PostgreSQL特性矩阵解析系列25之Two Phase commit

957

引言

PREPARE TRANSACTION为两阶段提交准备 当前事务。在这个命令之后,该事务不再与当前会话关联。相反,它的状态 被完全存储在磁盘上,并且有很高的可能性它会被提交成功(即便在请求提 交前发生数据库崩溃)。

一旦被准备好,事务稍后就可以分别用 COMMIT PREPARED 或者ROLLBACK PREPARED提交或者回滚。可以从任何 会话而不仅仅是执行原始事务的会话中发出这些命令。

从发出命令的会话的角度来看,PREPARE TRANSACTION不像ROLLBACK命令:在执行它之后,就没有活跃的当前事务,并且该预备事务的效果也不再可见( 如果该事务被提交,效果将重新变得可见)。

如果由于任何原因PREPARE TRANSACTION 命令失败,它会变成一个ROLLBACK:当前事务会被取消。

介绍

使用两阶段提交来支持分布式的事物处理。

预提交阶段

两阶段提交协议(2pc)第一个过程是预提交阶段。

  1. 对于分布式事务,事务中的某个DBMS节点充当"协调者"。协调者在本地开始一个分布式事务,并向其它DBMS节点发送"Prepare"消息。发送消息时,会使用专门的事务ID来标识此分布式事务。

    2.其它DBMS接收到"Prepare"消息后,会开启一个本地事务以完成分布式事务的功能,它自行决定这个事物是提交还是终止,然后把结论发送给协调者。

    3.如果数据库决定提交一个本地事务,当前状态就变成"预提交"阶段。在此阶段,如果协调者没有发送终止的消息,它不能终止这个本地事务。

    4.如果数据库绝额定终止这个事物,它会向邪恶跳着发送取消的消息,然后由协调者进行全局性的取消动作。

全局提交阶段

2PC的第2个阶段是全局提交阶段

  1. 协调者没有收到消息,就默认收到了取消的消息。所有DBMS节点都返回给协调者准备完成消息,协调者就会提交这个分布式事务,然后把提交消息发送给所有DBMS节点。如果协调者收到一条取消的消息,则发送消息给所有DBMS节点全局取消分布式事务。

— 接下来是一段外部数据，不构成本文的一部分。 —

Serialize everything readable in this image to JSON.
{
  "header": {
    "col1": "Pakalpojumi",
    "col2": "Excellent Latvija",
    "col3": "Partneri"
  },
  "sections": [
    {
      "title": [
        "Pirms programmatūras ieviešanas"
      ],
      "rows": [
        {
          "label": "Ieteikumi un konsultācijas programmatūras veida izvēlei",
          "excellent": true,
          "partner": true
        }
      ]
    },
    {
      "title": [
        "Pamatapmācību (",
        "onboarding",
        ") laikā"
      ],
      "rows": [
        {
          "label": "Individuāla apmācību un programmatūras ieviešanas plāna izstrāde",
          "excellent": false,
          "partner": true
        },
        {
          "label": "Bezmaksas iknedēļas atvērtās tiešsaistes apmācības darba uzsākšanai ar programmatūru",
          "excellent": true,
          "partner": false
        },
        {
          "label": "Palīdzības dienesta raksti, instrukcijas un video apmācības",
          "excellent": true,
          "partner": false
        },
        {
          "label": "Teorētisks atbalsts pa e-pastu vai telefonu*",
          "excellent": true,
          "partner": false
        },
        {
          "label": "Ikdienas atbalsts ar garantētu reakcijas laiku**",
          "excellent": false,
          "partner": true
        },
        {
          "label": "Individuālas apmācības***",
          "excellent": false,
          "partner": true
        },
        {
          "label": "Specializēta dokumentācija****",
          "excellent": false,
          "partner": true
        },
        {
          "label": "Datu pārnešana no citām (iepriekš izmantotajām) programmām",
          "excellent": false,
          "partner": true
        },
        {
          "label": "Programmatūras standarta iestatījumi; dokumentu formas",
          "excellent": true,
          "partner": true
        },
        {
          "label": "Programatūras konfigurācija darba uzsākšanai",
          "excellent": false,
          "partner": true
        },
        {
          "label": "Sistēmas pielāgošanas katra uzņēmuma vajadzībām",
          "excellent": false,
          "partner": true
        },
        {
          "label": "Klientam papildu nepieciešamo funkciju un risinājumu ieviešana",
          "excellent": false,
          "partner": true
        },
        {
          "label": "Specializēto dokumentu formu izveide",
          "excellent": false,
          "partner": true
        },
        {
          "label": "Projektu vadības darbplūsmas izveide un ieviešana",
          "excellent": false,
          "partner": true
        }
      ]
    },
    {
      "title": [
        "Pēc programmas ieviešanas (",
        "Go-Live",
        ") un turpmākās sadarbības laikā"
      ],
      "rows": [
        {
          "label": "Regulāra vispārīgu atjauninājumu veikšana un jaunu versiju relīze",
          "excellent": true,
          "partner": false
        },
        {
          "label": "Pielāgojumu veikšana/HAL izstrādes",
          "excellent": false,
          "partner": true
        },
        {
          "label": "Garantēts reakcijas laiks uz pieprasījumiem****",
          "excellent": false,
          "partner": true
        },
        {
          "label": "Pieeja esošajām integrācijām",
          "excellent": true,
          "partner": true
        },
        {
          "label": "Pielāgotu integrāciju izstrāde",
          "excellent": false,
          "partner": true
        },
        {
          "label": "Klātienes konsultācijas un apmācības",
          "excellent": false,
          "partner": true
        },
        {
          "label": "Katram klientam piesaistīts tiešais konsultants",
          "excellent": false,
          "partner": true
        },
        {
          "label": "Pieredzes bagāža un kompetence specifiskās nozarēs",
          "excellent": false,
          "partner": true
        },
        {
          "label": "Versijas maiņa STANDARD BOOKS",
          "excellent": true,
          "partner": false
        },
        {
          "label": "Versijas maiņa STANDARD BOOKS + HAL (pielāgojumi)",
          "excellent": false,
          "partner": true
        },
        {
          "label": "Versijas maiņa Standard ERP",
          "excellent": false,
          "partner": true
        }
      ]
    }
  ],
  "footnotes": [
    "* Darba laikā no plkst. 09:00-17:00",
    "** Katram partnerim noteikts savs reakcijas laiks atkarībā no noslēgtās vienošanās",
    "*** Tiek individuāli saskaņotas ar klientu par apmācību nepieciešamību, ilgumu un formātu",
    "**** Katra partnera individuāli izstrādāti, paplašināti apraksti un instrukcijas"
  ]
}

  2. 本地数据库根据协调者的消息,对本地事务进行提交或者终止操作。

实验

    PREPARE TRANSACTION 为当前事务的两阶段提交做准备。在命令之后,事务就不再和当前会话关联了;它的状态完全保存在磁盘上,它提交成功有非常高的可能性,即使是在请求提交之前数据库发生了崩溃也如此。
    一旦准备好了,一个事务就可以在稍后用 COMMIT PREPARED 或 ROLLBACK PREPARED 命令分别进行提交或者回滚。这些命令可以从任何会话中发出,而不光是最初执行事务的那个会话。
    从发出命令的会话的角度来看,PREPARE TRANSACTION 不同于 ROLLBACK :在执行它之后,就不再有活跃的当前事务了,并且预备事务的效果无法见到(在事务提交的时候其效果会再次可见)。
    如果 PREPARE TRANSACTION 因为某些原因失败,那么它就会变成一个 ROLLBACK ,当前事务被取消。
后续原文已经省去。